3 avril

(6 références)

 

Vendredi Saint

20 x 15 cm, 2002

"Tout est accompli."

 

" En ce jour est suspendu à la croix celui qui suspendit la terre sur les eaux ; d'une couronne d'épines le roi des anges est couronné, d'une pourpre dérisoire il est revêtu, lui qui revêt le ciel de nuées ; celui qui dans le Jourdain a libéré Adam accepte les coups et les soufflets ; l'Epoux de l'Eglise est percé de clous ; le Fils de la Vierge d'une lance est transpercé. Ô Christ nous adorons ta Passion, ô Christ nous adorons ta Passion : montre-nous ta sainte Résurrection. "

(antienne XV, t.8)

  St Nicétas le Confesseur (+824)

icône contemporaine

Il n'avait que huit jours quand il perdit sa mère. Son père le consacra à Dieu et, à l'âge de douze ans, il était déjà le lecteur de l'évêque de Césarée de Bithynie. Adolescent, il entra au monastère du Médikion, au Mont-Olympe de Bithynie (ancien monastère Saint-Dionysios). Sa vie faite de rigueur et d'humilité conduisit les moines à le choisir comme higoumène. Lors des persécutions iconoclastes, au temps de l'empereur Léon V l'arménien, il se laissa aller à communier avec les hérétiques, après avoir été épuisé par un dur emprisonnement. Repenti, il s'enfuit dans un lieu retiré. Mais pour manifester publiquement son revirement, à la demande de St Théodore Studite, il revint à Constantinople. Arrêté et interné au cap Akritas, il y fut enfermé six ans dans un cachot, sans lumière, et nourri d'un peu de pain moisi et d'eau croupie. Libéré à la mort de l'empereur, il ne voulut pas reprendre la direction de son monastère et se retira dans un petit domaine de la Corne d'Or, face à Constantinople, où il mourut au bout de quelques mois.

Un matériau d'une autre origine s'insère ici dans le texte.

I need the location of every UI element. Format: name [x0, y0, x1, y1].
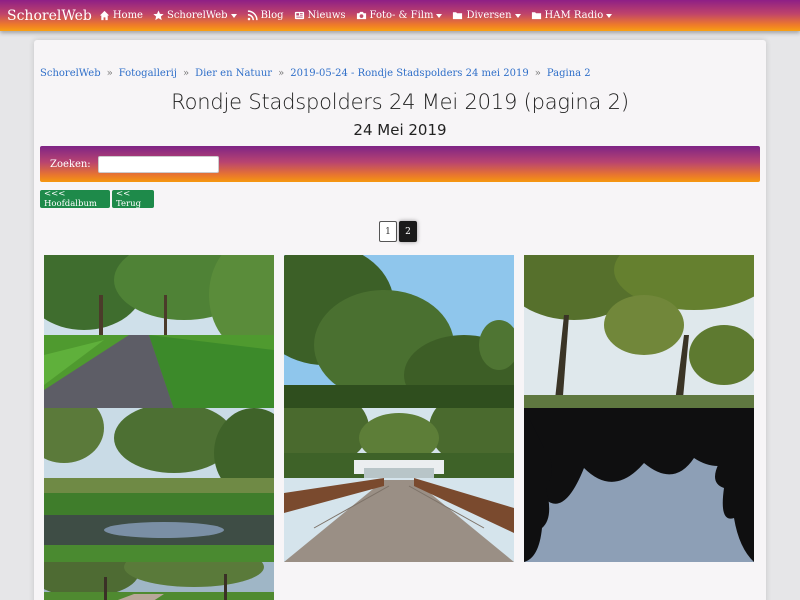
breadcrumb-separator: »	[182, 68, 190, 79]
photo-thumbnail	[284, 408, 514, 562]
home-icon	[99, 10, 110, 21]
search-label: Zoeken:	[50, 158, 91, 170]
nav-item-schorelweb[interactable]: SchorelWeb	[153, 10, 237, 21]
brand-link[interactable]: SchorelWeb	[7, 8, 92, 24]
nav-item-blog[interactable]: Blog	[247, 10, 284, 21]
newspaper-icon	[294, 10, 305, 21]
breadcrumb-link-pagina-2[interactable]: Pagina 2	[547, 68, 591, 79]
chevron-down-icon	[230, 13, 237, 18]
folder-icon	[452, 10, 463, 21]
breadcrumb-separator: »	[534, 68, 541, 79]
gallery-photo[interactable]	[284, 255, 514, 409]
camera-icon	[356, 10, 367, 21]
nav-item-foto-film[interactable]: Foto- & Film	[356, 10, 443, 21]
nav-item-label: SchorelWeb	[166, 10, 228, 21]
nav-item-home[interactable]: Home	[99, 10, 143, 21]
gallery-photo[interactable]	[44, 408, 274, 562]
gallery-photo[interactable]	[44, 562, 274, 600]
nav-item-label: Foto- & Film	[369, 10, 434, 21]
photo-thumbnail	[524, 255, 754, 409]
photo-thumbnail	[524, 408, 754, 562]
nav-item-label: Blog	[260, 10, 284, 21]
nav-item-label: Home	[112, 10, 143, 21]
photo-thumbnail	[44, 408, 274, 562]
breadcrumb-link-fotogallerij[interactable]: Fotogallerij	[119, 68, 177, 79]
breadcrumb: SchorelWeb » Fotogallerij » Dier en Natu…	[40, 68, 591, 79]
gallery-photo[interactable]	[524, 408, 754, 562]
star-icon	[153, 10, 164, 21]
gallery-photo[interactable]	[44, 255, 274, 409]
nav-item-label: Nieuws	[307, 10, 346, 21]
page-link-2[interactable]: 2	[399, 221, 417, 242]
breadcrumb-separator: »	[106, 68, 113, 79]
breadcrumb-separator: »	[278, 68, 285, 79]
nav-item-ham-radio[interactable]: HAM Radio	[531, 10, 613, 21]
gallery-photo[interactable]	[284, 408, 514, 562]
page-subtitle: 24 Mei 2019	[353, 121, 447, 139]
nav-item-label: Diversen	[466, 10, 512, 21]
search-bar: Zoeken:	[40, 146, 760, 182]
gallery-photo[interactable]	[524, 255, 754, 409]
folder-icon	[531, 10, 542, 21]
rss-icon	[247, 10, 258, 21]
back-button[interactable]: << Terug	[112, 189, 154, 209]
page-title: Rondje Stadspolders 24 Mei 2019 (pagina …	[171, 90, 629, 114]
main-album-button[interactable]: <<< Hoofdalbum	[40, 189, 110, 209]
breadcrumb-link-album[interactable]: 2019-05-24 - Rondje Stadspolders 24 mei …	[290, 68, 529, 79]
nav-item-diversen[interactable]: Diversen	[452, 10, 521, 21]
chevron-down-icon	[514, 13, 521, 18]
photo-thumbnail	[44, 562, 274, 600]
page-link-1[interactable]: 1	[379, 221, 397, 242]
breadcrumb-link-dier-en-natuur[interactable]: Dier en Natuur	[195, 68, 272, 79]
top-navbar: SchorelWeb Home SchorelWeb Blog Nieuws F…	[0, 0, 800, 31]
nav-item-nieuws[interactable]: Nieuws	[294, 10, 346, 21]
main-content: SchorelWeb » Fotogallerij » Dier en Natu…	[34, 40, 766, 600]
nav-item-label: HAM Radio	[544, 10, 604, 21]
search-input[interactable]	[97, 155, 219, 173]
pagination: 1 2	[379, 221, 419, 242]
photo-thumbnail	[284, 255, 514, 409]
breadcrumb-link-schorelweb[interactable]: SchorelWeb	[40, 68, 101, 79]
chevron-down-icon	[606, 13, 613, 18]
photo-thumbnail	[44, 255, 274, 409]
chevron-down-icon	[436, 13, 443, 18]
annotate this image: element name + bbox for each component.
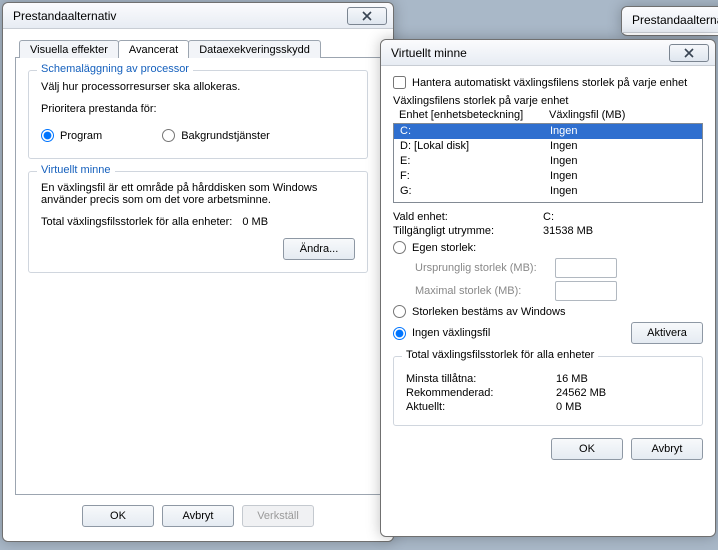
radio-system-label: Storleken bestäms av Windows xyxy=(412,306,565,318)
drive-list-header: Enhet [enhetsbeteckning] Växlingsfil (MB… xyxy=(393,109,703,123)
drive-pagefile-cell: Ingen xyxy=(550,184,578,199)
vm-total-label: Total växlingsfilsstorlek för alla enhet… xyxy=(41,216,232,228)
radio-nopage-label: Ingen växlingsfil xyxy=(412,327,490,339)
bg-titlebar: Prestandaalternat xyxy=(622,7,718,33)
drive-row[interactable]: C:Ingen xyxy=(394,124,702,139)
drive-pagefile-cell: Ingen xyxy=(550,154,578,169)
perf-ok-button[interactable]: OK xyxy=(82,505,154,527)
radio-background-label: Bakgrundstjänster xyxy=(181,130,270,142)
drive-row[interactable]: G:Ingen xyxy=(394,184,702,199)
virtual-memory-group: Virtuellt minne En växlingsfil är ett om… xyxy=(28,171,368,273)
vm-group-desc: En växlingsfil är ett område på hårddisk… xyxy=(41,182,355,206)
radio-background[interactable]: Bakgrundstjänster xyxy=(162,129,270,142)
scheduling-legend: Schemaläggning av processor xyxy=(37,63,193,75)
selected-drive-label: Vald enhet: xyxy=(393,211,543,223)
vm-ok-button[interactable]: OK xyxy=(551,438,623,460)
close-icon xyxy=(362,11,372,21)
vm-group-legend: Virtuellt minne xyxy=(37,164,115,176)
selected-drive-value: C: xyxy=(543,211,554,223)
close-icon xyxy=(684,48,694,58)
radio-system-managed[interactable]: Storleken bestäms av Windows xyxy=(393,305,703,318)
perf-titlebar: Prestandaalternativ xyxy=(3,3,393,29)
change-button[interactable]: Ändra... xyxy=(283,238,355,260)
background-perf-dialog: Prestandaalternat xyxy=(621,6,718,36)
max-size-input xyxy=(555,281,617,301)
drive-letter-cell: F: xyxy=(400,169,550,184)
tab-panel-advanced: Schemaläggning av processor Välj hur pro… xyxy=(15,57,381,495)
radio-custom-input[interactable] xyxy=(393,241,406,254)
recommended-value: 24562 MB xyxy=(556,387,606,399)
prioritize-label: Prioritera prestanda för: xyxy=(41,103,355,115)
tab-dep[interactable]: Dataexekveringsskydd xyxy=(188,40,321,58)
initial-size-label: Ursprunglig storlek (MB): xyxy=(415,262,555,274)
vm-cancel-button[interactable]: Avbryt xyxy=(631,438,703,460)
current-value: 0 MB xyxy=(556,401,582,413)
drive-list[interactable]: C:IngenD: [Lokal disk]IngenE:IngenF:Inge… xyxy=(393,123,703,203)
scheduling-desc: Välj hur processorresurser ska allokeras… xyxy=(41,81,355,93)
min-allowed-value: 16 MB xyxy=(556,373,588,385)
avail-space-value: 31538 MB xyxy=(543,225,593,237)
tab-visual-effects[interactable]: Visuella effekter xyxy=(19,40,119,58)
col-drive: Enhet [enhetsbeteckning] xyxy=(399,109,549,121)
drive-pagefile-cell: Ingen xyxy=(550,139,578,154)
auto-manage-label: Hantera automatiskt växlingsfilens storl… xyxy=(412,77,687,89)
radio-custom-label: Egen storlek: xyxy=(412,242,476,254)
perf-close-button[interactable] xyxy=(347,7,387,25)
recommended-label: Rekommenderad: xyxy=(406,387,556,399)
drive-letter-cell: G: xyxy=(400,184,550,199)
current-label: Aktuellt: xyxy=(406,401,556,413)
tabstrip: Visuella effekter Avancerat Dataexekveri… xyxy=(19,39,381,57)
radio-system-input[interactable] xyxy=(393,305,406,318)
radio-background-input[interactable] xyxy=(162,129,175,142)
tab-advanced[interactable]: Avancerat xyxy=(118,40,189,58)
drive-row[interactable]: D: [Lokal disk]Ingen xyxy=(394,139,702,154)
drive-pagefile-cell: Ingen xyxy=(550,169,578,184)
drive-row[interactable]: F:Ingen xyxy=(394,169,702,184)
col-pagefile: Växlingsfil (MB) xyxy=(549,109,625,121)
radio-programs-label: Program xyxy=(60,130,102,142)
radio-programs-input[interactable] xyxy=(41,129,54,142)
min-allowed-label: Minsta tillåtna: xyxy=(406,373,556,385)
drive-row[interactable]: E:Ingen xyxy=(394,154,702,169)
drive-letter-cell: D: [Lokal disk] xyxy=(400,139,550,154)
total-heading: Total växlingsfilsstorlek för alla enhet… xyxy=(402,349,598,361)
radio-programs[interactable]: Program xyxy=(41,129,102,142)
radio-no-pagefile[interactable]: Ingen växlingsfil xyxy=(393,327,631,340)
radio-custom-size[interactable]: Egen storlek: xyxy=(393,241,703,254)
perf-title: Prestandaalternativ xyxy=(13,9,347,23)
radio-nopage-input[interactable] xyxy=(393,327,406,340)
avail-space-label: Tillgängligt utrymme: xyxy=(393,225,543,237)
performance-options-dialog: Prestandaalternativ Visuella effekter Av… xyxy=(2,2,394,542)
drive-pagefile-cell: Ingen xyxy=(550,124,578,139)
drive-letter-cell: C: xyxy=(400,124,550,139)
activate-button[interactable]: Aktivera xyxy=(631,322,703,344)
processor-scheduling-group: Schemaläggning av processor Välj hur pro… xyxy=(28,70,368,159)
auto-manage-input[interactable] xyxy=(393,76,406,89)
perf-apply-button: Verkställ xyxy=(242,505,314,527)
drive-letter-cell: E: xyxy=(400,154,550,169)
total-pagefile-group: Total växlingsfilsstorlek för alla enhet… xyxy=(393,356,703,426)
perf-button-row: OK Avbryt Verkställ xyxy=(15,505,381,527)
bg-title: Prestandaalternat xyxy=(632,13,718,27)
perf-cancel-button[interactable]: Avbryt xyxy=(162,505,234,527)
max-size-label: Maximal storlek (MB): xyxy=(415,285,555,297)
pagefile-size-heading: Växlingsfilens storlek på varje enhet xyxy=(393,95,703,107)
initial-size-input xyxy=(555,258,617,278)
auto-manage-checkbox[interactable]: Hantera automatiskt växlingsfilens storl… xyxy=(393,76,703,89)
vm-total-value: 0 MB xyxy=(242,216,268,228)
vm-close-button[interactable] xyxy=(669,44,709,62)
virtual-memory-dialog: Virtuellt minne Hantera automatiskt växl… xyxy=(380,39,716,537)
vm-titlebar: Virtuellt minne xyxy=(381,40,715,66)
vm-title: Virtuellt minne xyxy=(391,46,669,60)
vm-button-row: OK Avbryt xyxy=(393,438,703,460)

  St Joseph l'hymnographe (IXème siècle)

icône contemporaine

Originaire de Sicile, il se fit moine à Thessalonique à quinze ans. Au temps des persécutions iconoclastes, il fut envoyé à Rome auprès du Pape Grégoire IV pour l'informer de la situation et obtenir l'appui de l'Eglise d'Occident. Capturé en route par des pirates arabes, il fut condamné au carcan. Il ne cessait de chanter sa foi. Le Seigneur vint à son aide. Libéré il put rejoindre Constantinople. C'est durant cette période, qu'il composa hymnes et tropaires, qui lui valurent son surnom. Exilé en Crimée pendant huit ans pour avoir blâmé l'union scandaleuse d'un ministre impérial, il continua son oeuvre. De même à son retour quand il fut désigné comme gardien des vases sacrés de l'église de Sainte-Sophie de Constantinople.

  St Richard de Chichester (+1253)

icône contemporaine

Gentleman anglais, né à Wiche dans le Worcestershire, le second fils des châtelains locaux se montre d'abord secourable à ses parents ruinés, en travaillant à la ferme familiale. Devenu adulte, il peut enfin assouvir sa passion des études à Oxford, Paris et Bologne, les trois perles universitaires de l'époque. En 1235, il devient chancelier de l'Université d'Oxford. Il n'a pas quarante ans. Juriste réputé, le voilà conseiller des trois archevêques successifs de Cantorbéry : Edmond, Riche et Boniface de Savoie. Il défend l'indépendance de l'Eglise face au pouvoir royal. Tardivement ordonné prêtre en France, il est d'abord curé de paroisse avant de redevenir chancelier de l'archevêque. Promu évêque de Chichester, chef-lieu du Sussex Occidental, il y restera une décennie, persécuté par Henri III, mais vénéré de ses diocésains.
Richard est le saint patron des cochers (peut-être parce qu'ils conduisait les charrettes et les chariots dans la ferme familiale) et de la Guilde des cochers de Milan.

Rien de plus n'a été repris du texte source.